My research interests in Machine Learning lie at the intersection of the following (highly related) topics:
How to scale learning algorithms for large-scale, big data?
I have been working mainly on speeding up training of Support Vector Machines for different kinds of data, proposing new algorithms based on stochastic gradient descent, online and active learning. One of our methods won the “Wild track” of the 1stPASCAL Large Scale Challenge in 2008.
Related papers: JMLR05, ICML07, ECML08, JMLR09 & AISTATS10.
How to learn properly with imperfect, partial, noisy or ambiguous supervision?

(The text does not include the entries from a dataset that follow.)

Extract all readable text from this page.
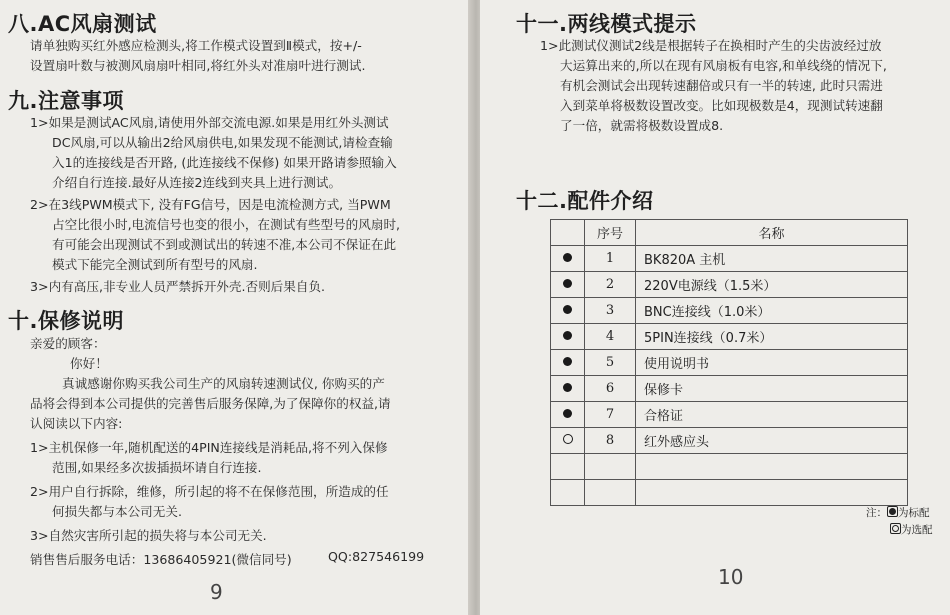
八.AC风扇测试
请单独购买红外感应检测头,将工作模式设置到Ⅱ模式，按+/-
设置扇叶数与被测风扇扇叶相同,将红外头对准扇叶进行测试.
九.注意事项
1>如果是测试AC风扇,请使用外部交流电源.如果是用红外头测试
DC风扇,可以从输出2给风扇供电,如果发现不能测试,请检查输
入1的连接线是否开路, (此连接线不保修) 如果开路请参照输入
介绍自行连接.最好从连接2连线到夹具上进行测试。
2>在3线PWM模式下, 没有FG信号，因是电流检测方式, 当PWM
占空比很小时,电流信号也变的很小，在测试有些型号的风扇时,
有可能会出现测试不到或测试出的转速不准,本公司不保证在此
模式下能完全测试到所有型号的风扇.
3>内有高压,非专业人员严禁拆开外壳.否则后果自负.
十.保修说明
亲爱的顾客：
你好！
真诚感谢你购买我公司生产的风扇转速测试仪, 你购买的产
品将会得到本公司提供的完善售后服务保障,为了保障你的权益,请
认阅读以下内容:
1>主机保修一年,随机配送的4PIN连接线是消耗品,将不列入保修
范围,如果经多次拔插损坏请自行连接.
2>用户自行拆除，维修，所引起的将不在保修范围，所造成的任
何损失都与本公司无关.
3>自然灾害所引起的损失将与本公司无关.
销售售后服务电话：13686405921(微信同号)	QQ:827546199
9
十一.两线模式提示
1>此测试仪测试2线是根据转子在换相时产生的尖齿波经过放
大运算出来的,所以在现有风扇板有电容,和单线绕的情况下,
有机会测试会出现转速翻倍或只有一半的转速, 此时只需进
入到菜单将极数设置改变。比如现极数是4，现测试转速翻
了一倍，就需将极数设置成8.
十二.配件介绍
	序号	名称
	1	BK820A 主机
	2	220V电源线（1.5米）
	3	BNC连接线（1.0米）
	4	5PIN连接线（0.7米）
	5	使用说明书
	6	保修卡
	7	合格证
	8	红外感应头

注： 为标配
为选配
10
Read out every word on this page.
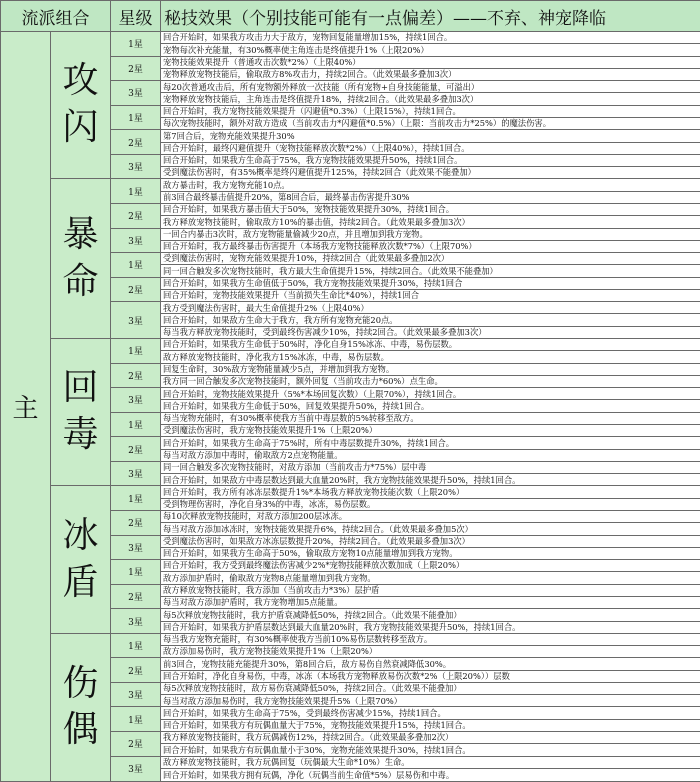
流派组合		星级	秘技效果（个别技能可能有一点偏差）——不弃、神宠降临
主	攻
闪	1星	回合开始时，如果我方攻击力大于敌方，宠物回复能量增加15%，持续1回合。
			宠物每次补充能量，有30%概率使主角连击是终值提升1%（上限20%）
		2星	宠物技能效果提升（普通攻击次数*2%）（上限40%）
			宠物释放宠物技能后，偷取敌方8%攻击力，持续2回合。（此效果最多叠加3次）
		3星	每20次普通攻击后，所有宠物额外释放一次技能（所有宠物+自身技能能量，可溢出）
			宠物释放宠物技能后，主角连击是终值提升18%，持续2回合。（此效果最多叠加3次）
		1星	回合开始时，我方宠物技能效果提升（闪避值*0.3%）（上限15%），持续1回合。
			每次宠物技能时，额外对敌方造成（当前攻击力*闪避值*0.5%）（上限：当前攻击力*25%）的魔法伤害。
		2星	第7回合后，宠物充能效果提升30%
			回合开始时，最终闪避值提升（宠物技能释放次数*2%）（上限40%），持续1回合。
		3星	回合开始时，如果我方生命高于75%，我方宠物技能效果提升50%，持续1回合。
			受到魔法伤害时，有35%概率是终闪避值提升125%，持续2回合（此效果不能叠加）

	暴
命	1星	敌方暴击时，我方宠物充能10点。
			前3回合最终暴击值提升20%，第8回合后，最终暴击伤害提升30%
		2星	回合开始时，如果我方暴击值大于50%，宠物技能效果提升30%，持续1回合。
			我方释放宠物技能时，偷取敌方10%的暴击值，持续2回合。（此效果最多叠加3次）
		3星	一回合内暴击3次时，敌方宠物能量偷减少20点，并且增加到我方宠物。
			回合开始时，我方最终暴击伤害提升（本场我方宠物技能释放次数*7%）（上限70%）
		1星	受到魔法伤害时，宠物充能效果提升10%，持续2回合（此效果最多叠加2次）
			同一回合触发多次宠物技能时，我方最大生命值提升15%，持续2回合。（此效果不能叠加）
		2星	回合开始时，如果我方生命值低于50%，我方宠物技能效果提升30%，持续1回合
			回合开始时，宠物技能效果提升（当前损失生命比*40%），持续1回合
		3星	我方受到魔法伤害时，最大生命值提升2%（上限40%）
			回合开始时，如果敌方生命大于我方，我方所有宠物充能20点。
			每当我方释放宠物技能时，受到最终伤害减少10%，持续2回合。（此效果最多叠加3次）

	回
毒	1星	回合开始时，如果我方生命低于50%时，净化自身15%冰冻、中毒，易伤层数。
			敌方释放宠物技能时，净化我方15%冰冻，中毒，易伤层数。
		2星	回复生命时，30%敌方宠物能量减少5点，并增加到我方宠物。
			我方同一回合触发多次宠物技能时，额外回复（当前攻击力*60%）点生命。
		3星	回合开始时，宠物技能效果提升（5%*本场回复次数）（上限70%），持续1回合。
			回合开始时，如果我方生命低于50%，回复效果提升50%，持续1回合。
		1星	每当宠物充能时，有30%概率使我方当前中毒层数的5%转移至敌方。
			受到魔法伤害时，我方宠物技能效果提升1%（上限20%）
		2星	回合开始时，如果我方生命高于75%时，所有中毒层数提升30%，持续1回合。
			每当对敌方添加中毒时，偷取敌方2点宠物能量。
		3星	同一回合触发多次宠物技能时，对敌方添加（当前攻击力*75%）层中毒
			回合开始时，如果敌方中毒层数达到最大血量20%时，我方宠物技能效果提升50%，持续1回合。

	冰
盾	1星	回合开始时，我方所有冰冻层数提升1%*本场我方释放宠物技能次数（上限20%）
			受到物理伤害时，净化自身3%的中毒，冰冻，易伤层数。
		2星	每10次释放宠物技能时，对敌方添加200层冰冻。
			每当对敌方添加冰冻时，宠物技能效果提升6%，持续2回合。（此效果最多叠加5次）
		3星	受到魔法伤害时，如果敌方冰冻层数提升20%，持续2回合。（此效果最多叠加3次）
			回合开始时，如果我方生命高于50%，偷取敌方宠物10点能量增加到我方宠物。
		1星	回合开始时，我方受到最终魔法伤害减少2%*宠物技能释放次数加成（上限20%）
			敌方添加护盾时，偷取敌方宠物8点能量增加到我方宠物。
		2星	敌方释放宠物技能时，我方添加（当前攻击力*3%）层护盾
			每当对敌方添加护盾时，我方宠物增加5点能量。
		3星	每5次释放宠物技能时，我方护盾衰减降低50%，持续2回合。（此效果不能叠加）
			回合开始时，如果我方护盾层数达到最大血量20%时，我方宠物技能效果提升50%，持续1回合。

	伤
偶	1星	每当我方宠物充能时，有30%概率使我方当前10%易伤层数转移至敌方。
			敌方添加易伤时，我方宠物技能效果提升1%（上限20%）
		2星	前3回合，宠物技能充能提升30%，第8回合后，敌方易伤自然衰减降低30%。
			回合开始时，净化自身易伤，中毒，冰冻（本场我方宠物释放易伤次数*2%（上限20%））层数
		3星	每5次释放宠物技能时，敌方易伤衰减降低50%，持续2回合。（此效果不能叠加）
			每当对敌方添加易伤时，我方宠物技能效果提升5%（上限70%）
		1星	回合开始时，如果我方生命高于75%，受到最终伤害减少15%，持续1回合。
			回合开始时，如果我方有玩偶血量大于75%，宠物技能效果提升15%，持续1回合。
		2星	我方释放宠物技能时，我方玩偶减伤12%，持续2回合。（此效果最多叠加2次）
			回合开始时，如果我方有玩偶血量小于30%，宠物充能效果提升30%，持续1回合。
		3星	敌方释放宠物技能时，我方玩偶回复（玩偶最大生命*10%）生命。
			回合开始时，如果我方拥有玩偶，净化（玩偶当前生命值*5%）层易伤和中毒。
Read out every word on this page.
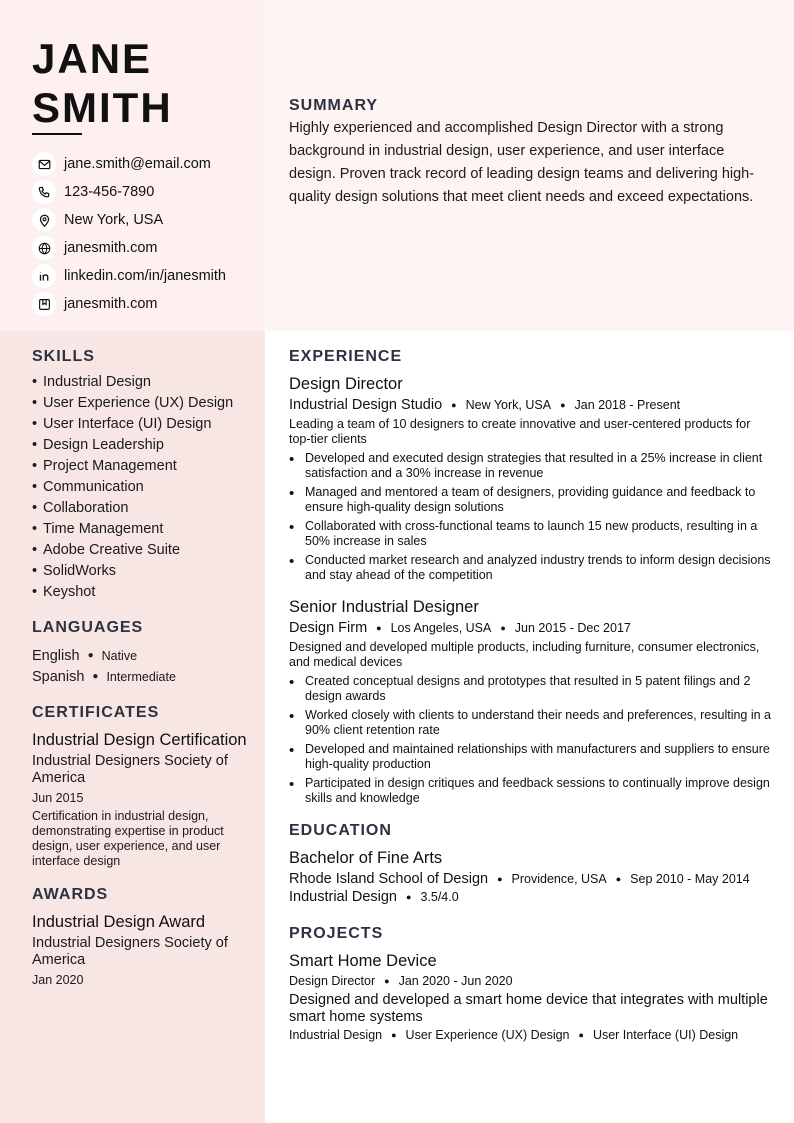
JANE
SMITH
jane.smith@email.com
123-456-7890
New York, USA
janesmith.com
linkedin.com/in/janesmith
janesmith.com
SUMMARY

Highly experienced and accomplished Design Director with a strong background in industrial design, user experience, and user interface design. Proven track record of leading design teams and delivering high-quality design solutions that meet client needs and exceed expectations.

SKILLS
• Industrial Design
• User Experience (UX) Design
• User Interface (UI) Design
• Design Leadership
• Project Management
• Communication
• Collaboration
• Time Management
• Adobe Creative Suite
• SolidWorks
• Keyshot
LANGUAGES
English ● Native
Spanish ● Intermediate
CERTIFICATES
Industrial Design Certification
Industrial Designers Society of America
Jun 2015
Certification in industrial design, demonstrating expertise in product design, user experience, and user interface design
AWARDS
Industrial Design Award
Industrial Designers Society of America
Jan 2020
EXPERIENCE
Design Director
Industrial Design Studio ● New York, USA ● Jan 2018 - Present

Leading a team of 10 designers to create innovative and user-centered products for top-tier clients

• Developed and executed design strategies that resulted in a 25% increase in client satisfaction and a 30% increase in revenue
• Managed and mentored a team of designers, providing guidance and feedback to ensure high-quality design solutions
• Collaborated with cross-functional teams to launch 15 new products, resulting in a 50% increase in sales
• Conducted market research and analyzed industry trends to inform design decisions and stay ahead of the competition
Senior Industrial Designer
Design Firm ● Los Angeles, USA ● Jun 2015 - Dec 2017

Designed and developed multiple products, including furniture, consumer electronics, and medical devices

• Created conceptual designs and prototypes that resulted in 5 patent filings and 2 design awards
• Worked closely with clients to understand their needs and preferences, resulting in a 90% client retention rate
• Developed and maintained relationships with manufacturers and suppliers to ensure high-quality production
• Participated in design critiques and feedback sessions to continually improve design skills and knowledge
EDUCATION
Bachelor of Fine Arts
Rhode Island School of Design ● Providence, USA ● Sep 2010 - May 2014
Industrial Design ● 3.5/4.0
PROJECTS
Smart Home Device
Design Director ● Jan 2020 - Jun 2020

Designed and developed a smart home device that integrates with multiple smart home systems

Industrial Design ● User Experience (UX) Design ● User Interface (UI) Design
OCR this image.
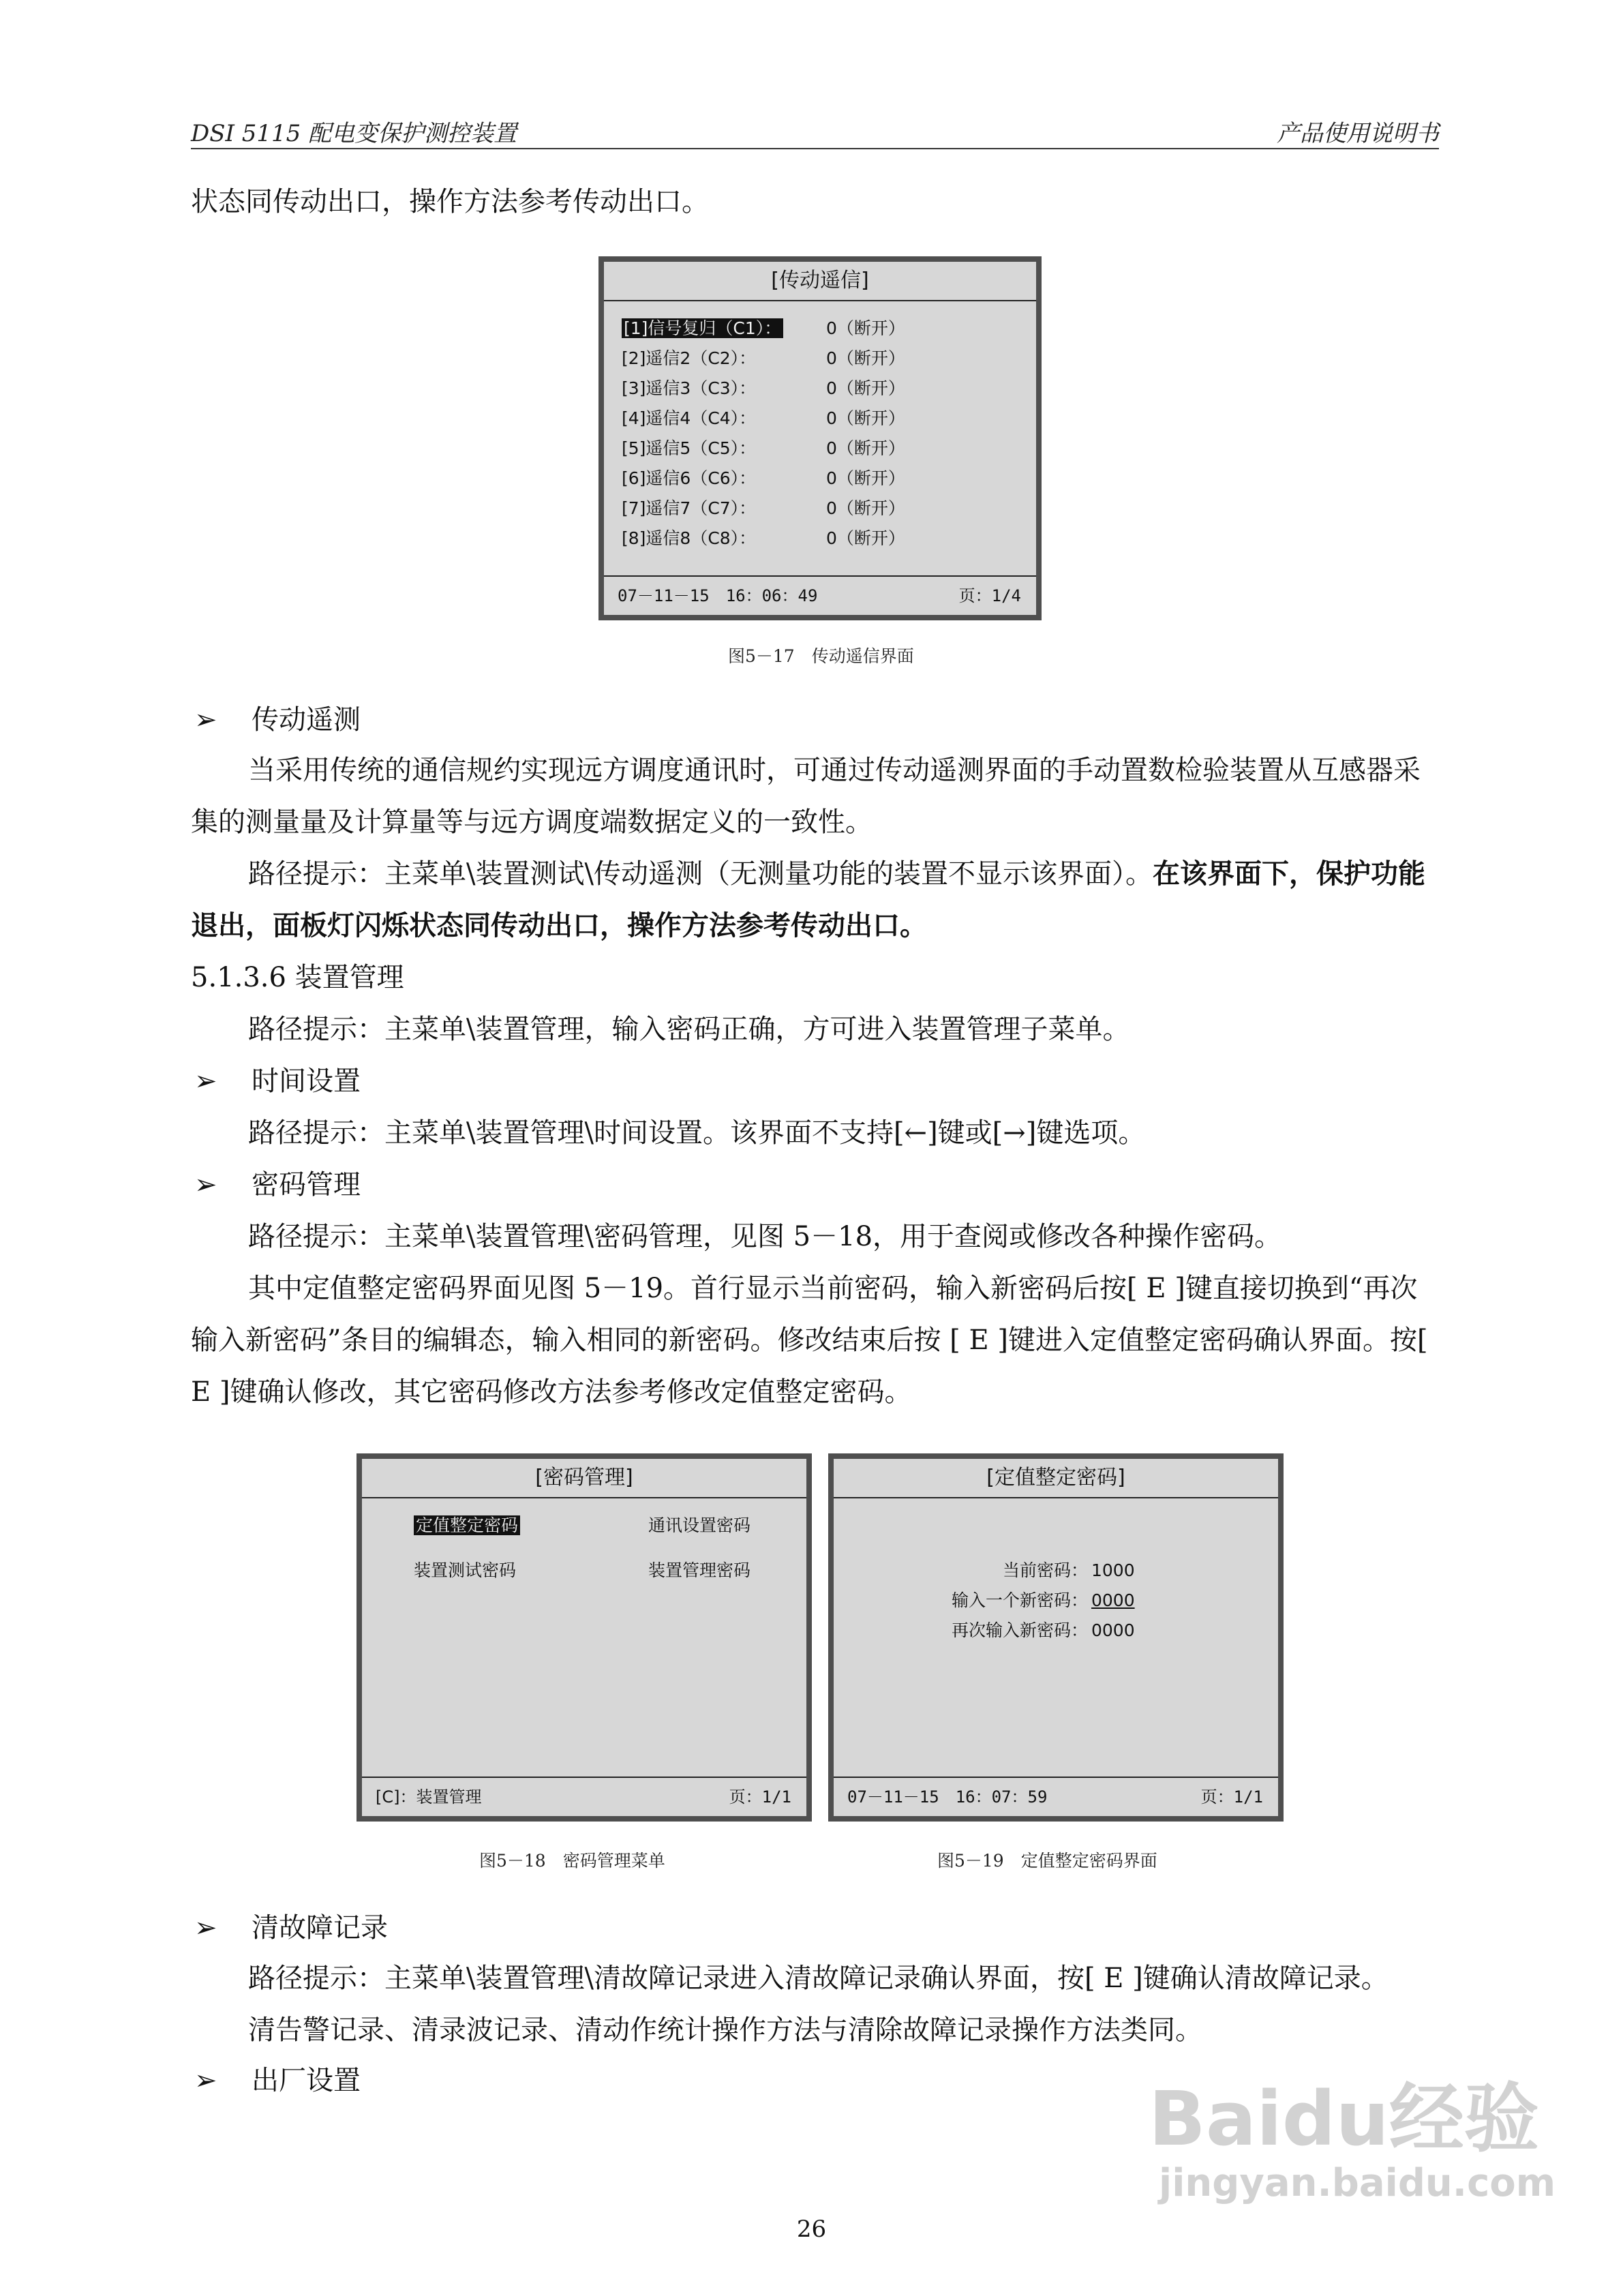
DSI 5115 配电变保护测控装置	产品使用说明书
状态同传动出口，操作方法参考传动出口。
[传动遥信]
[1]信号复归（C1）：	0（断开）
[2]遥信2（C2）：	0（断开）
[3]遥信3（C3）：	0（断开）
[4]遥信4（C4）：	0（断开）
[5]遥信5（C5）：	0（断开）
[6]遥信6（C6）：	0（断开）
[7]遥信7（C7）：	0（断开）
[8]遥信8（C8）：	0（断开）
07－11－15　16：06：49	页：1/4
图5－17　传动遥信界面
➢ 传动遥测
当采用传统的通信规约实现远方调度通讯时，可通过传动遥测界面的手动置数检验装置从互感器采集的测量量及计算量等与远方调度端数据定义的一致性。
路径提示：主菜单\装置测试\传动遥测（无测量功能的装置不显示该界面）。在该界面下，保护功能退出，面板灯闪烁状态同传动出口，操作方法参考传动出口。
5.1.3.6 装置管理
路径提示：主菜单\装置管理，输入密码正确，方可进入装置管理子菜单。
➢ 时间设置
路径提示：主菜单\装置管理\时间设置。该界面不支持[←]键或[→]键选项。
➢ 密码管理
路径提示：主菜单\装置管理\密码管理，见图 5－18，用于查阅或修改各种操作密码。
其中定值整定密码界面见图 5－19。首行显示当前密码，输入新密码后按[ E ]键直接切换到“再次输入新密码”条目的编辑态，输入相同的新密码。修改结束后按 [ E ]键进入定值整定密码确认界面。按[ E ]键确认修改，其它密码修改方法参考修改定值整定密码。
[密码管理]
定值整定密码	通讯设置密码
装置测试密码	装置管理密码
[C]：装置管理	页：1/1
[定值整定密码]
当前密码： 1000
输入一个新密码： 0000
再次输入新密码： 0000
07－11－15　16：07：59	页：1/1
图5－18　密码管理菜单	图5－19　定值整定密码界面
➢ 清故障记录
路径提示：主菜单\装置管理\清故障记录进入清故障记录确认界面，按[ E ]键确认清故障记录。
清告警记录、清录波记录、清动作统计操作方法与清除故障记录操作方法类同。
➢ 出厂设置	Baidu经验
jingyan.baidu.com
26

My main research have considered working with unsupervised and transfer learning with deep architectures but also ambiguous supervision for semantic parsing. I am also studying indirect supervision problems (no labeling is available but some related information exists).
Related papers: ICML09, AISTATS11, AISTATS12 & ICML11.
How automatically discover the semantics among data to better represent, search or visualize it?
My work mostly considers natural language (text) and knowledge bases. I am exploring ways to represent both properly in order to connect them (for summarization, information extraction, semantic parsing, etc.), with statistical relational learning approaches. This research direction heavily relies on the two previous ones because learning semantics of data can only be made possible with large sources of imprecisely labeled data. We organized the 1st workshop on Learning Semantics at NIPS 2011 and we are also editing a related special issue in Machine Learning.
Related papers: AISTATS10, AAAI11, AISTATS12 & NIPS12.
EVEREST (2013 - 2016): PI. ANR grant - Young researcher program.
Learning High-level Representations of Large-scale Sparse Tensors.
PRETIV (2012 - 2014): member. ANR grant - International program (with NFSC-China).
Multimodal Perception and Reasoning for Transnational Intelligent Vehicles.
Deep Learning (2010 - 2012): member. DARPA grant, via Université de Montréal (Y. Bengio's lab).
Multimodal training and conception of Deep Learning methods.
Alberto Garcia-Duran (PhD student - 2013-2016): New models for modeling highly multi-relational data.
Xiao Liu (PhD student - 2011-2014): Weakly supervised learning for biomedical information extraction.